Cette joie qui rejoint Zachée. Il était pourtant en mauvaise posture, placé dans le mauvais camp, celui des riches sur le dos des autres, et unanimement jugé en-dehors de la fidélité à Dieu et du peuple des enfants d’Abraham. Comment en est-il arrivé là ? Par sa fonction vraisemblablement, fonctionnaire assez bien placé de l’administration romaine dans sa ville de Jéricho : en tant que tel, il collabore avec un gouvernement mal-aimé car gouvernement d’occupation.
Mais Zachée le percepteur des impôts est tout prêt à bouger. Il fallait juste l’interpeller, comme Jésus le fait. Alors dans une situation tendue et entachée d’injustice, où les fronts auraient pu continuer de se durcir, et la division s’installer dans l’indifférence la plus totale à l’égard des pauvres et des faibles, Zachée trouve comment changer les choses.
Il prend le chemin ténu de la solidarité et de la justice. Il retrouve comment être relié et solidaire dans le peuple et la société qui l’entourent. Ainsi un peu de paix est créée, très concrètement, dans la ville de Jéricho, par un homme qui avait beaucoup de moyens, et a enfin retrouvé la liberté de les consacrer au bien commun et à davantage de justice.
Tiens, cela me fait penser que j’ai oublié de mentionner les serviteurs de l’État, fonctionnaires et politiciennes, politiciens, dans celles et ceux avec qui nous pouvons être en alliance pour travailler à essayer de diminuer la souffrance du monde. Ils sont pourtant des acteurs essentiels !

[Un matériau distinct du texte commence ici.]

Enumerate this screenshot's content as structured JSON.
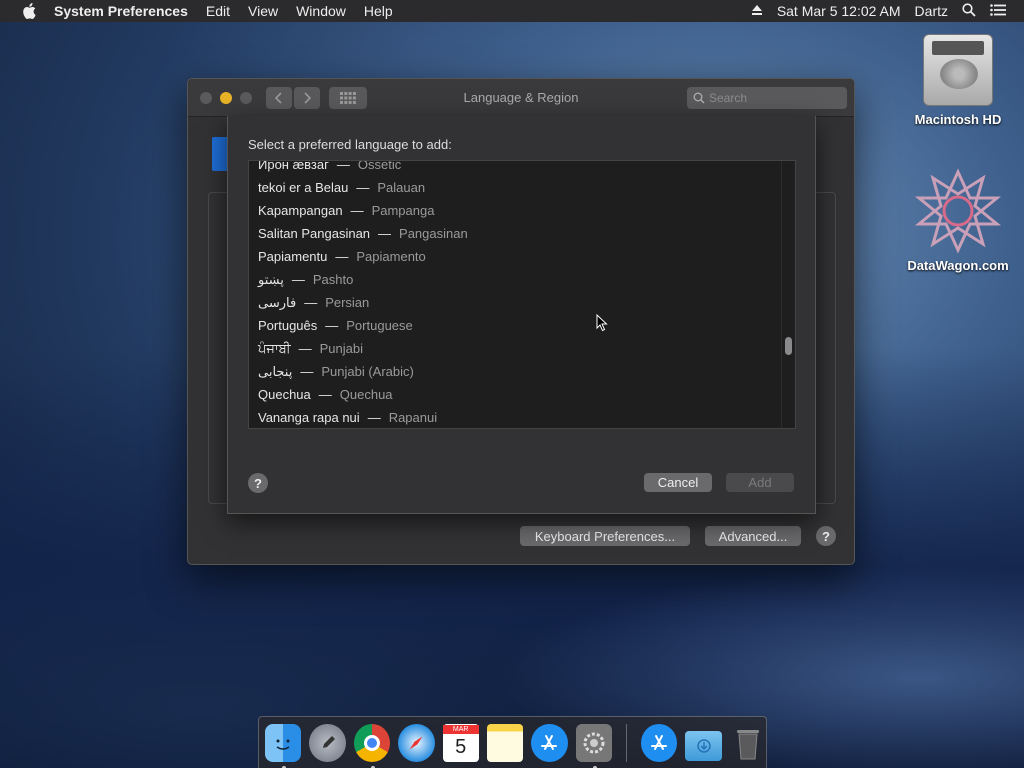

Ne revient-il pas à toute personne qui prend une responsabilité sociale, économique, spirituelle vis-à-vis de ses semblables de chercher le chemin ténu de la solidarité et de la justice ? De réinterroger régulièrement son engagement pour la société, à l’aune du bien-être du plus faible de ses membres, comme dit notre Constitution ? De ne jamais perdre de vue le souci du plus fragile et du pauvre dans l’exercice de ses fonctions ?

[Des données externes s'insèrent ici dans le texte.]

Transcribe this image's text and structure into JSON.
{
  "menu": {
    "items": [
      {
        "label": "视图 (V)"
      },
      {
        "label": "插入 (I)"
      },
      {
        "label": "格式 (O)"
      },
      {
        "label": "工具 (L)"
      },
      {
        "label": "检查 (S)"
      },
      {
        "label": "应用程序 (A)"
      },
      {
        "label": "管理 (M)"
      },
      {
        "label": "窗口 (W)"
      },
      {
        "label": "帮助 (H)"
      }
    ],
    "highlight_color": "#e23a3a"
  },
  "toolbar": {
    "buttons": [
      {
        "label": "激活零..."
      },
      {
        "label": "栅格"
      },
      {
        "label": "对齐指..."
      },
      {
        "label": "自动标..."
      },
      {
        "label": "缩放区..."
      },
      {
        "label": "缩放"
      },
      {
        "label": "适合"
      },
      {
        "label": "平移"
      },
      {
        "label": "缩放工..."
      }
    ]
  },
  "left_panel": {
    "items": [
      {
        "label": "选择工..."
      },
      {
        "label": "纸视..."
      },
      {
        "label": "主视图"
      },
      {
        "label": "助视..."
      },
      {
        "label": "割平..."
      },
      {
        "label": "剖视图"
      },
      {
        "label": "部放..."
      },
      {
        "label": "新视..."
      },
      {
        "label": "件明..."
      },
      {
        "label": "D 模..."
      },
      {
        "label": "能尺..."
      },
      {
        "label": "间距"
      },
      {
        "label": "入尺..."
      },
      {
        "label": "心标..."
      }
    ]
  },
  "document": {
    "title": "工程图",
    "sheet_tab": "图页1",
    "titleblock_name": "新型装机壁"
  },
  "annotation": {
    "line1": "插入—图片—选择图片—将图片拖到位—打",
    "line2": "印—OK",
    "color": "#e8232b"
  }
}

Ainsi ce récit interpelle à mon sens quiconque exerce ses responsabilités en interaction avec ses semblables. Que l’on soit fonctionnaire, pasteur, banquier, travailleur social ou politicien, le déplacement opéré par Zachée peut nous transporter nous aussi – sans besoin de grimper dans un arbre, mais simplement en se posant les bonnes questions : est-ce que le sens de la solidarité qui est au fond de mon coeur trouve à s’exprimer ? Sans être empêtré dans les obligations de la fonction, les faux semblant ou les modes politiques ? Est-ce que mon sens de l’équité et de la justice trouve à tenir plus ferme que les égarements du « système » ? Sans se contenter d’un « la loi est dure, mais c’est la loi » devant les souffrances des plus vulnérables ? Des questions loin d’être faciles, des sources de débats, incontournables pourtant.
Je termine en citant un autre François, Pape de son état, puisque l’Église catholique marque aujourd’hui la journée mondiale du migrant et du réfugié. Il écrit : « Plaise au ciel qu’en fin de compte il n’y ait pas ‘les autres’, mais plutôt un ‘nous’ ! Les migrations contemporaines nous offrent l’opportunité de surmonter nos peurs pour nous laisser enrichir par la diversité du don de chacun et créer un ‘nous’ toujours plus grand, toujours plus co-responsable. »
Il s’agit d’un engagement personnel et collectif, un engagement qui ne fait aucune distinction entre autochtones et étrangers, entre résidents et hôtes, car il s’agit d’un trésor commun : recomposer la famille humaine, pour construire ensemble notre avenir de justice et de paix, en veillant à ce que personne ne reste exclu.